Yes, I think I did. However, a signature like fn(ForwardInit<'a, T>) -> &'a mut T doesn't guarantee that the callee wrote to init, since they could have done Box::leak(Box::new(make_value())), without touching init at all.

IMHO, while an enum is okay, [...], it won't work for slices either.

I agree that the ergonomics may be more difficult to achieve, but I think it should be possible to implement all the methods you did.

Can you elaborate on why an enum wouldn't work for slices?

clarfonthey commented 1 week ago

Can you elaborate on why an enum wouldn't work for slices?

MaybeUninit<T> requires T: Sized, which is why there's the asymmetry of using [MaybeUninit<T>] instead of MaybeUninit<[T]>.

Amanieu commented 1 week ago

The main use case for this API is for read-like APIs which return a variable length slice into a user-provided buffer. This would allow such methods to accept both &mut [T] and &mut [MaybeUninit<T>] for the buffer. I can't think of any other use cases for it.

Could you give more examples of how this API could be used in practice? How does it interact with BorrowedBuf (which is still unstable so we can still make changes to it)?

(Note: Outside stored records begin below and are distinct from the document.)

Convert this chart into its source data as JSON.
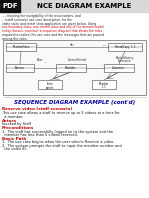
{
  "bg_color": "#ffffff",
  "top_bar_color": "#d8d8d8",
  "title_text": "NCE DIAGRAM EXAMPLE",
  "pdf_label": "PDF",
  "body_text_lines": [
    "..., showing the navigability of the associations, and",
    "...(staff scenario) use-case description, for the",
    "video sales and rental shop application are given below. Using",
    "one boundary class, one control class and any of the domain model",
    "entity classes, construct a sequence diagram that shows the roles",
    "required to realize this use case and the messages that are passed",
    "among the roles."
  ],
  "red_text_indices": [
    3,
    4
  ],
  "diagram_section_title": "SEQUENCE DIAGRAM EXAMPLE (cont'd)",
  "section_title_color": "#0000bb",
  "subsection_title": "Reserve video (staff scenario)",
  "subsection_color": "#cc0000",
  "para1_lines": [
    "This use case allows a staff to reserve up to 5 videos at a time for",
    "  a member."
  ],
  "actors_label": "Actors",
  "actors_color": "#cc0000",
  "actors_text": "Invoked by Staff",
  "precond_label": "Preconditions",
  "precond_color": "#cc0000",
  "precond_lines": [
    "1.  The staff has successfully logged on to the system and the",
    "  member has less than 5 videos reserved."
  ],
  "basic_label": "Basic Path",
  "basic_color": "#cc0000",
  "basic_lines": [
    "1.  The use case begins when the user selects Reserve a video.",
    "2.  The system prompts the staff to input the member number and",
    "  the video ID."
  ]
}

clarfonthey commented 6 days ago

To clarify, I don't think this would actually affect the API for BorrowedBuf as-is, since it actually provides more than you really need for this use case. The main distinction would be that BorrowedBuf could use it internally.

However, the expectation would be that simpler APIs similar to read could look like the following:

fn read_buf<'b>(&mut self, buf: ForwardInit<'b, [u8]>) -> &'b [u8];

(note that the choice to return &[u8] or &mut [u8] is mostly arbitrary; ForwardInit returns &mut for flexibility, but you can decide to return an immutable version if you prefer)

This API is a bit different from BorrowedBuf or BorrowedCursor since that API explicitly stores all the information about what is initialized in the struct itself. However, if you just want a simple API where you read some data to either copy somewhere else or discard after you've read it, you really only need to return the slice of initialized data, since that gives you all the information you need.

Maybe a similar analogy to an API that might look similar to this is char::encode_utf8, which currently takes in &mut [u8] and returns &mut str. This could instead take in ForwardInit<'_, [u8]> and the API would effectively work the same: you're not expecting to actually save the buffer you receive after the fact, and are just using it as a place to store temporary data to be copied elsewhere before being discarded.

And also to further clarify: the main benefit of an API like this is that you can write one function that works with ForwardInit and you can effectively pass both &mut [T] and &mut [MaybeUninit<T>] to the same function, assuming you first convert them to a ForwardInit. The main benefit is that you're only writing one function to handle cases instead of several that are parameterised depending on whether the buffer was initialized or not beforehand.